Antonin Scalia is a U.S. Supreme Court Associate Justice who asked a rhetorical question while Lesley Stahl was interviewing him: "...has anybody ever referred to torture as punishment? I don't think so."
It is upon that reasoning that he basis his position that torture is not punishment. He thinks punishment only comes after being found guilty in a "lawful" court. However, his reasoning is wrong.
When a police officer or FBI agent or CIA agent or anyone else tortures someone, the torturer is punishing the person usually under the guise of extracting information. The torturer is punishing the person to extract but also for not answering. "I will punish/torture you until you answer." They are interchangeable. It is that latter aspect that Scalia conveniently ignores or never considered (which is likely since he isn't as bright as he thinks he is). The torturer has already found the person guilty in the torturer's view. That's the best case scenario.

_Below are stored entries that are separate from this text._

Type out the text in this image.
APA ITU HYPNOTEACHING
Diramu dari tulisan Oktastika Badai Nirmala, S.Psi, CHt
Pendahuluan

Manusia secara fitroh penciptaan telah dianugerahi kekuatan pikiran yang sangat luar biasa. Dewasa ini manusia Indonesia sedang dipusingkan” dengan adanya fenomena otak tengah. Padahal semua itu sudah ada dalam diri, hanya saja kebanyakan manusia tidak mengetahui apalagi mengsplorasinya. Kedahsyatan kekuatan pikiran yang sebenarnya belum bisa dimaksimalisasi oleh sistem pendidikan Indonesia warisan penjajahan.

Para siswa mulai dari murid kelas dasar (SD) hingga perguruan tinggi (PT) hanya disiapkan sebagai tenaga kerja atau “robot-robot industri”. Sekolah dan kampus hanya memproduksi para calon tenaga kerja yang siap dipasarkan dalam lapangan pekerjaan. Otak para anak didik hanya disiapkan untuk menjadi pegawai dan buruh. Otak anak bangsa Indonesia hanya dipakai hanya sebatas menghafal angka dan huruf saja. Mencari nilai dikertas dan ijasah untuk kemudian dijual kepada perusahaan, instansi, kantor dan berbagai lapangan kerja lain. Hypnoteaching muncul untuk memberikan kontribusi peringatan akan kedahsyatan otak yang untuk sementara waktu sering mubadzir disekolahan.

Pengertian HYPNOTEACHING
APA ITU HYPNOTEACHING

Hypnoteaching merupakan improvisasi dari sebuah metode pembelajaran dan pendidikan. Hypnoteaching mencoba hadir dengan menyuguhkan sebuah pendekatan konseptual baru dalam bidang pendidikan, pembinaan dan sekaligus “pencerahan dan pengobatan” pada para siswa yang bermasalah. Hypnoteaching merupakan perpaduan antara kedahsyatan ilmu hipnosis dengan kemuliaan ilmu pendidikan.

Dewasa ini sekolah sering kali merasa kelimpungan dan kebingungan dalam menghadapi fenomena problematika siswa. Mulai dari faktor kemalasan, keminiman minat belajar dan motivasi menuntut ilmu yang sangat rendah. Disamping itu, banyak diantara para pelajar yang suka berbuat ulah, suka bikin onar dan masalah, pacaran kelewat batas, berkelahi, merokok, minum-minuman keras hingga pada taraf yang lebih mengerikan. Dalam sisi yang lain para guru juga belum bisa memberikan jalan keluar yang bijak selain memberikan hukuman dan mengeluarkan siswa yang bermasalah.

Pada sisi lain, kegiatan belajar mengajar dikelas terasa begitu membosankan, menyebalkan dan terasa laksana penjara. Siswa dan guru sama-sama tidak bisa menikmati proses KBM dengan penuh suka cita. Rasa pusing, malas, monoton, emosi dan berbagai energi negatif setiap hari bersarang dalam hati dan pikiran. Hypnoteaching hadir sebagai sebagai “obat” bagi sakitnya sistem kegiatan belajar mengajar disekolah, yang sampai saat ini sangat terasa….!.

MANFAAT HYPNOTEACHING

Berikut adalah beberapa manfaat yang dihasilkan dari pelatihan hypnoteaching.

Another scenario is that while the officer is acting in his or her formal capacity as a duly authorized representative of the government, he or she may actually just be angry and transferring that anger onto someone else in the form of punishment by torture. Then when asked, the torturer simply pleads that he or she thought the "suspect" was a terrorist or had knowledge that could save lives.
Another scenario is that the officer is just mentally ill and sadistic and punishes others who are vulnerable.
Yet another scenario is that the officer just doesn't like the person and wants to punish the person.
In all of these situations, it is the government by reason of poor statutes or poor oversight or poor screening or poor court decisions, etc., that is doing the torture. How indirect that is, is a matter of viewpoint.
However, Antonin's view and John Yoo's and Alan Dershowitz's view all promote a lax atmosphere when it comes to preventing torture and cruel and unusual punishment long before a court conviction. Anyone who has been held by the police and tortured has been punished. To think otherwise is to torture the language in order to rationalize.
Think how stupid the following is. Did they punish you? No, they only tortured me.
Punishment and torture both mean to handle roughly and to hurt physically and/or psychologically. Actually, physically and psychologically always go together.
Punishment is not differentiated from torture by determining whether or not someone has been found guilty in some court envisioned by Scalia.
People are also tortured in prisons after having been found guilty. Is it only then punishment? How nonsensical is that?